# Back to the same problem... The Driver...



## stanny2k (Apr 8, 2011)

*Back to the same problem... The Driver... (video)*

Hi all,

Havent posted in here for a while, but always useful tips.

I'm having serious problems with my driving again. Hitting a fairway is literally 4/18.

I've created a video (below) for you to take a look at see what you think... I can't quite figure out whats going on.

Swing - YouTube

I've been holding onto £250 for 3 weeks now, as I'm reluctant to waste another £150-£200 on a driver when 2 months later I put it on eBay. Its clearly not the driver thats the problem, it's me & my swing.

I've got a video lesson booked this evening with my local pro to hopefully nail this problem on the head, but it would be interesting to see what you guys think first.

Thanks a lot.

Ryan


----------



## GemmaD (Mar 27, 2012)

I'm not an expert but it looks like your bending your right arm to early - let us know how you get on with the lesson.


----------



## FrogsHair (Mar 4, 2010)

What's your ball flight after impact? Hooking? Slicing? Something in between? Let us know the ball's flight characteristics, and perhaps we can give you a clue to get you back on track. 
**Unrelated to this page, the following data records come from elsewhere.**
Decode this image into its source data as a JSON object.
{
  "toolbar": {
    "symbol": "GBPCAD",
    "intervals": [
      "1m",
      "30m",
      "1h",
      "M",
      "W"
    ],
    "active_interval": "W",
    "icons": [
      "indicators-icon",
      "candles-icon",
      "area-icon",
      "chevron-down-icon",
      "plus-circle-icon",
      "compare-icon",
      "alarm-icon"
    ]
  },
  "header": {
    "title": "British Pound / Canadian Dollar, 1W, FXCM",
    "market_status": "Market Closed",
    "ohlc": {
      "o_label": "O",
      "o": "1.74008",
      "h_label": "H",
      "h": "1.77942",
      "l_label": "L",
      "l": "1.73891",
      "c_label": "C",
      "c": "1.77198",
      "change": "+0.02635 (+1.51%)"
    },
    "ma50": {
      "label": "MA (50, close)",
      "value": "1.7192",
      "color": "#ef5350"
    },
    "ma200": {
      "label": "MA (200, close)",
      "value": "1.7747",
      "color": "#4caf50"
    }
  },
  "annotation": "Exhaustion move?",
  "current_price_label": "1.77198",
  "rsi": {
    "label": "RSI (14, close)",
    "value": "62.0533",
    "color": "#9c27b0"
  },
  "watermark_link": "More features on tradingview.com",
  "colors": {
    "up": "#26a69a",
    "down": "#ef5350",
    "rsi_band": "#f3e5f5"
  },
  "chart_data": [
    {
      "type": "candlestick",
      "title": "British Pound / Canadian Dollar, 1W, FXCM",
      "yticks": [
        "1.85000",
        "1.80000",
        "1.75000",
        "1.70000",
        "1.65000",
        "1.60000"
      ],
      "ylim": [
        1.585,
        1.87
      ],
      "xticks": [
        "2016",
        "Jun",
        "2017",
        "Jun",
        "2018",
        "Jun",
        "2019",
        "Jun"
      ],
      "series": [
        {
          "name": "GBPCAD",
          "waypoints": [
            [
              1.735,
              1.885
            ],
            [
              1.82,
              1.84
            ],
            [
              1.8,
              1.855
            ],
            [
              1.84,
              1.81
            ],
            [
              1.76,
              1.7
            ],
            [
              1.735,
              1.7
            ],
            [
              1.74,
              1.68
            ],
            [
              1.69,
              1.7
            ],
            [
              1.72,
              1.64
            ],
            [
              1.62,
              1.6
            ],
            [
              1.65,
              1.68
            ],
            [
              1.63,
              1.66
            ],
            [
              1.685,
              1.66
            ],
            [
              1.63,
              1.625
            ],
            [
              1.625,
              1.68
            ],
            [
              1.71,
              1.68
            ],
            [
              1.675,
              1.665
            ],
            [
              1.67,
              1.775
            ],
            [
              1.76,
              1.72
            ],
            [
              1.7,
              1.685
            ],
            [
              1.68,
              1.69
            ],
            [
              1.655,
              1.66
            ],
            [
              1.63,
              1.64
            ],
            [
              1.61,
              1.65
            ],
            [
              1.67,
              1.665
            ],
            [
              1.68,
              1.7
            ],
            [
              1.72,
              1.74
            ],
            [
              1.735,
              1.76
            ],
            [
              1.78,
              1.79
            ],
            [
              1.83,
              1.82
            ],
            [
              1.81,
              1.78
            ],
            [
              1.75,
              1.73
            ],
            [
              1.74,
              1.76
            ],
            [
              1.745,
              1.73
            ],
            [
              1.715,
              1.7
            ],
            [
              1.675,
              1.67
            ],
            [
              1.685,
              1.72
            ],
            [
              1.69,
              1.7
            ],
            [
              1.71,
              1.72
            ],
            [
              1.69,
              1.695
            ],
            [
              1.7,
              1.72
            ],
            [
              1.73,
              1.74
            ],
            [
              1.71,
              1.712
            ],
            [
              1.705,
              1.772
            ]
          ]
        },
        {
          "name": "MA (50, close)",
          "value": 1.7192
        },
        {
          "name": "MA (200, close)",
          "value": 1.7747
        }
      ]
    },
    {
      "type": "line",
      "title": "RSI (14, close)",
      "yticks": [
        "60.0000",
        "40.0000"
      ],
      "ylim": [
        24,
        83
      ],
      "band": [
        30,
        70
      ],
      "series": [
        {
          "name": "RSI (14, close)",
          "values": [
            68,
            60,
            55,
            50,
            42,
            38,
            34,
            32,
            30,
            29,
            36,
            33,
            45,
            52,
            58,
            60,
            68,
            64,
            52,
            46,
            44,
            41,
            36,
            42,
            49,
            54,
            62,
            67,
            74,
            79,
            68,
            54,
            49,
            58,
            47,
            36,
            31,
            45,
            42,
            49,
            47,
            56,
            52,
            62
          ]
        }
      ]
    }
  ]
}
When an instructor looks at your swing video, they only use that info after looking at the ball's flight. The ball's flight is their first clue as to what is wrong with the golfer's swing. This tells them what problem(s) to look for in the swing.


----------



## stevel1017 (Apr 30, 2007)

first I notice you are coming over the top, instead of dropping into the slot. I also notice you are losing the flex in your left leg on your back swing, and you are way past parallel with your club at the top. If you stop the slow motion one when your hands are about shoulder high, you can see the shaft is pointing inside the ball (too steep), the butt of the club should be pointing at the ball
hope some of this helps


----------